Cook Time: 55 minutes

Total Time:

🍽 Ingredients

📖 Instructions

  1. First, prepare the rhubarb: Wash 225g (about 8 oz) of fresh rhubarb stalks thoroughly. Trim the ends and cut them into small, 1/2-inch pieces. Smaller is better here, as it ensures even distribution throughout the bread and prevents overly large, soggy patches.
  2. Infuse the elderflower flavor: If using elderflower cordial, measure out 60ml (1/4 cup). If using dried elderflowers, steep 2 tablespoons in 120ml (1/2 cup) of hot water for 10 minutes, then strain well. Let it cool slightly before using. Ensure the tea isn't too hot, or it might affect the yeast's activity later. If you have elderflower liquor, use 2 tablespoons instead and skip the hot water infusion. I personally enjoy the liquor option but keep it family-friendly if you have kids.
  3. Combine dry ingredients: In a large mixing bowl, whisk together 300g (2 1/2 cups) of all-purpose flour, 1 teaspoon of baking powder, 1/2 teaspoon of baking soda, and 1/4 teaspoon of ground ginger (optional, but adds a nice warmth). Make sure the baking powder and soda are fresh for the best rise. I once used old baking soda, and the bread was a total flop!
  4. Cream butter and sugar: In a separate bowl, cream together 115g (1/2 cup or 1 stick) of unsalted butter, softened, and 150g (3/4 cup) of granulated sugar until light and fluffy. This usually takes about 3-5 minutes with an electric mixer. Don't skip this step; it's crucial for incorporating air into the batter, resulting in a lighter bread. I sometimes use brown sugar for a deeper caramel flavour, but regular granulated works just fine.
  5. Incorporate wet ingredients: Beat in 2 large eggs, one at a time, followed by 1 teaspoon of vanilla extract. Make sure the eggs are at room temperature; this helps them emulsify better with the butter and sugar. If the mixture looks curdled, add a tablespoon of flour from the dry ingredients to help bring it together.
  6. Gradually add dry ingredients: Gradually add the dry ingredients to the wet ingredients, alternating with the elderflower cordial or infused water, beginning and ending with the dry ingredients. Mix until just combined. Be careful not to overmix; overmixing develops the gluten in the flour, resulting in a tough bread. A few streaks of flour are fine at this stage. The consistency should be thick but pourable. The time I made this, I overmixed it and the bread turned out dense
  7. Fold in rhubarb: Gently fold in the diced rhubarb until evenly distributed throughout the batter. Be gentle; you don't want to crush the rhubarb. I like to reserve a few pieces to sprinkle on top for a pretty presentation.
  8. Prepare the loaf pan: Grease and flour a 9x5 inch loaf pan. Alternatively, line it with parchment paper, leaving an overhang on the sides for easy removal.
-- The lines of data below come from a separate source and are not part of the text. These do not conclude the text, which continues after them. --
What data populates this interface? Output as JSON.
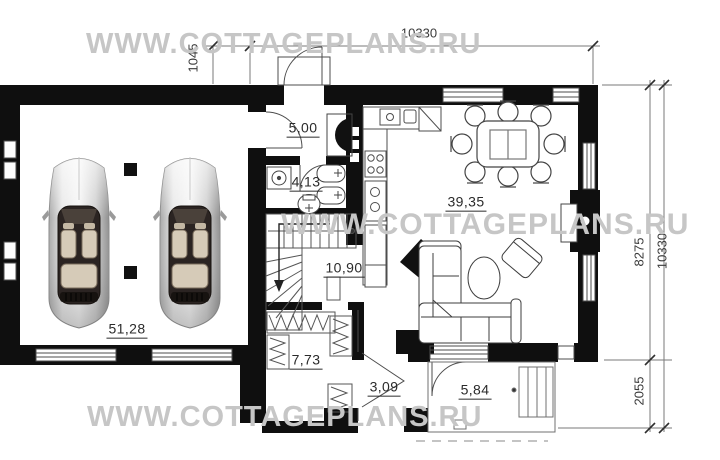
{
  "watermark": {
    "text": "WWW.COTTAGEPLANS.RU"
  },
  "dimensions": {
    "top_width": "10330",
    "porch_offset": "1045",
    "house_depth": "8275",
    "total_depth": "10330",
    "porch_depth": "2055"
  },
  "rooms": {
    "hall": "5,00",
    "bathroom": "4,13",
    "kitchen_living": "39,35",
    "stair_hall": "10,90",
    "garage": "51,28",
    "wardrobe": "7,73",
    "vestibule": "3,09",
    "porch": "5,84"
  }
}
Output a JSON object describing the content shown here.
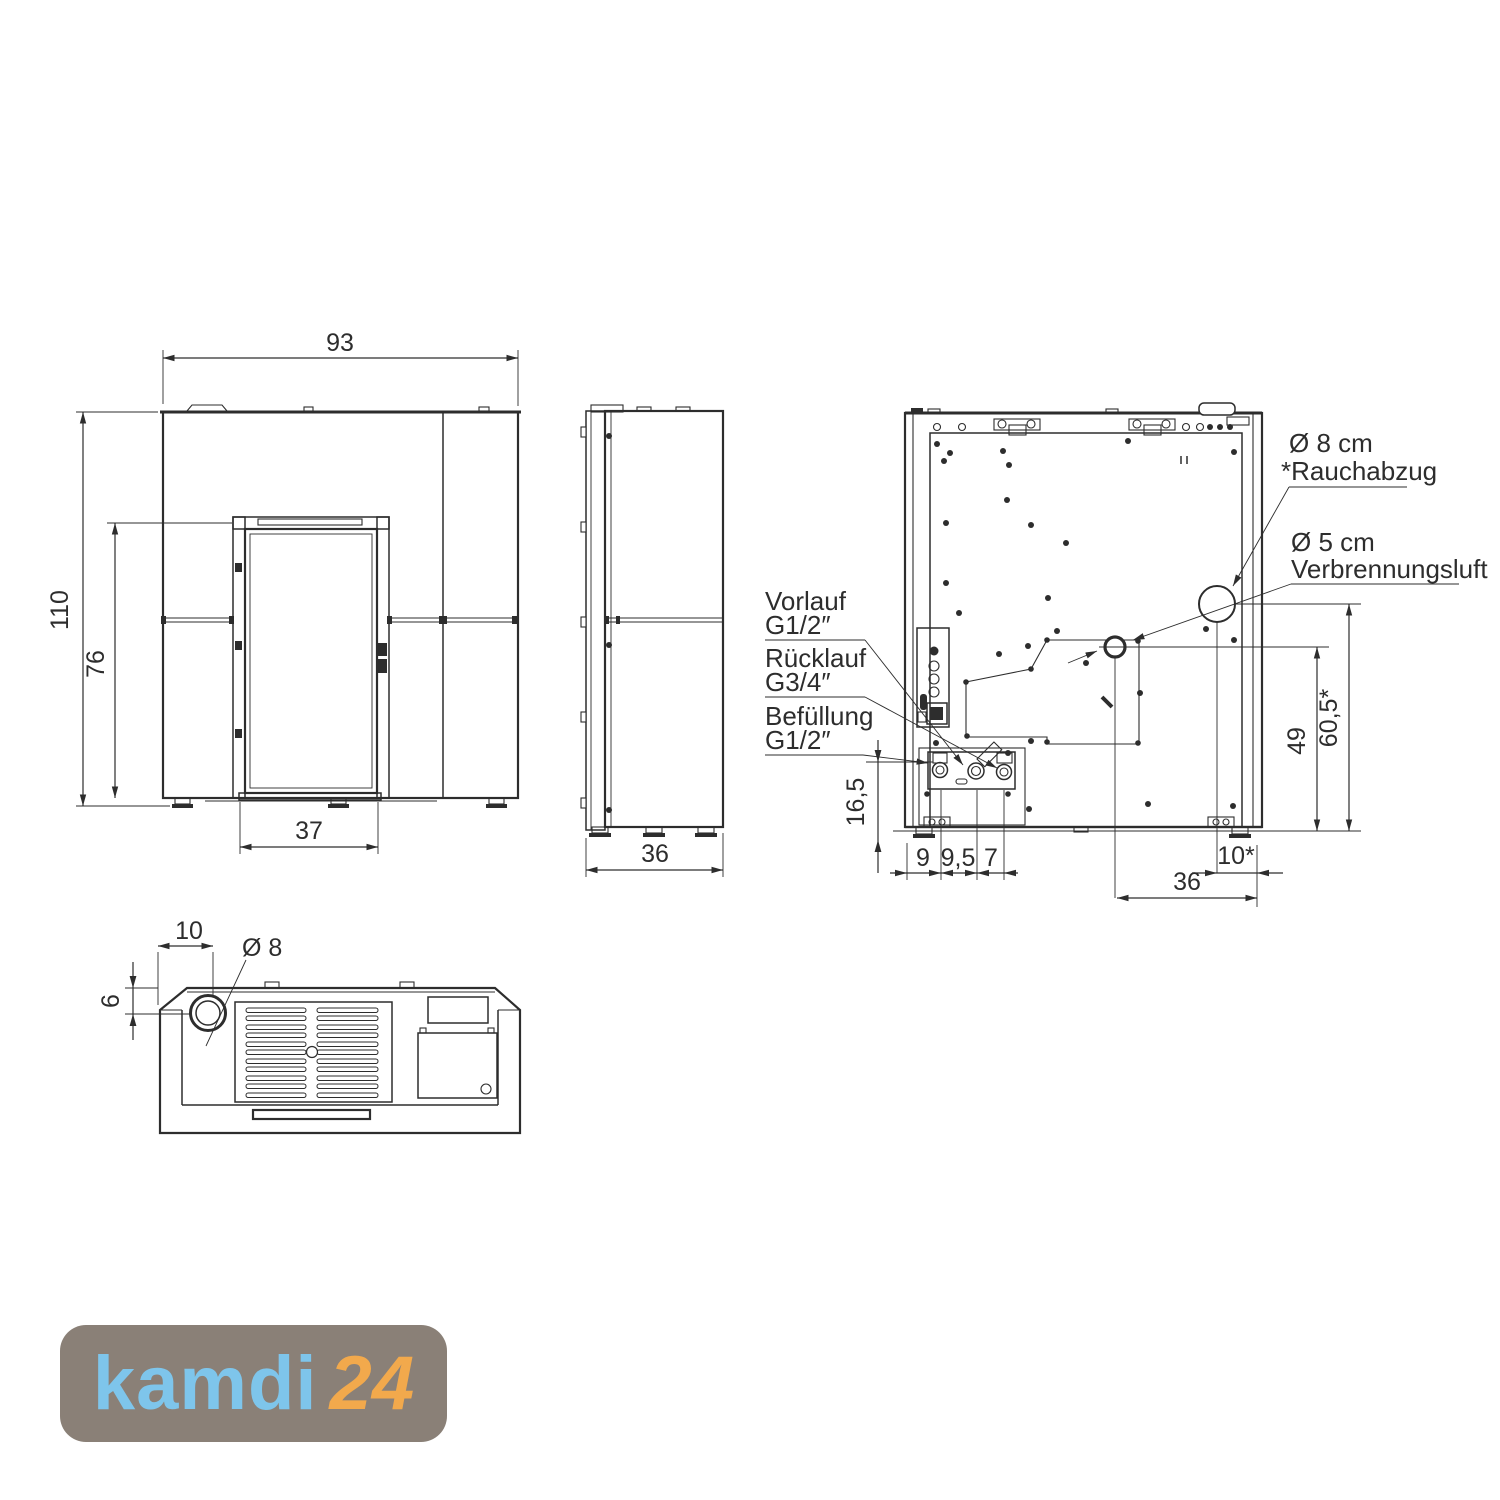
{
  "colors": {
    "line": "#2d2d2d",
    "logo_background": "#8A8077",
    "logo_main": "#7EC5EB",
    "logo_suffix": "#F2A94C"
  },
  "front_view": {
    "dim_width": "93",
    "dim_height": "110",
    "dim_door_height": "76",
    "dim_door_width": "37"
  },
  "side_view": {
    "dim_depth": "36"
  },
  "rear_view": {
    "callout_flue_diameter": "Ø 8 cm",
    "callout_flue_name": "*Rauchabzug",
    "callout_air_diameter": "Ø 5 cm",
    "callout_air_name": "Verbrennungsluft",
    "callout_supply_name": "Vorlauf",
    "callout_supply_size": "G1/2″",
    "callout_return_name": "Rücklauf",
    "callout_return_size": "G3/4″",
    "callout_fill_name": "Befüllung",
    "callout_fill_size": "G1/2″",
    "dim_connection_height": "16,5",
    "dim_fill_offset": "9",
    "dim_return_offset": "9,5",
    "dim_supply_offset": "7",
    "dim_flue_to_edge": "10*",
    "dim_air_to_edge": "36",
    "dim_air_height": "49",
    "dim_flue_height": "60,5*"
  },
  "top_view": {
    "dim_flue_offset": "10",
    "dim_flue_diameter": "Ø 8",
    "dim_flue_depth": "6"
  },
  "logo": {
    "main": "kamdi",
    "suffix": "24"
  }
}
This prevents the bread from sticking to the pan. I have had a few instances where I didn't grease the pan and the bread just wouldn't come out
  9. Pour batter into pan: Pour the batter into the prepared loaf pan and spread it evenly. If desired, arrange a few extra pieces of rhubarb on top.
  10. Bake: Bake in a preheated oven at 175°C (350°F) for 50-60 minutes, or until a wooden skewer inserted into the center comes out clean. If the top of the bread starts to brown too quickly, tent it loosely with foil during the last 15-20 minutes of baking. Ovens vary, so keep an eye on it.
  11. Cool: Let the bread cool in the pan for 10 minutes before transferring it to a wire rack to cool completely. This prevents the bread from breaking apart while it's still warm and delicate. Once cooled, slice and serve. It's best served fresh, but can be stored in an airtight container at room temperature for up to 3 days, if it lasts that long!

📝 Notes

  • For a richer flavor, try using brown butter instead of regular butter.
  • Add a streusel topping for extra sweetness and texture.

🍎 Nutrition

Calories: 280 kcal

Protein: 4g

Fat: 12g

Carbohydrates: 40g

Fiber: 1g

Calcium: 30mg

Baking is a simple act that creates joy – a little bit of magic in the everyday.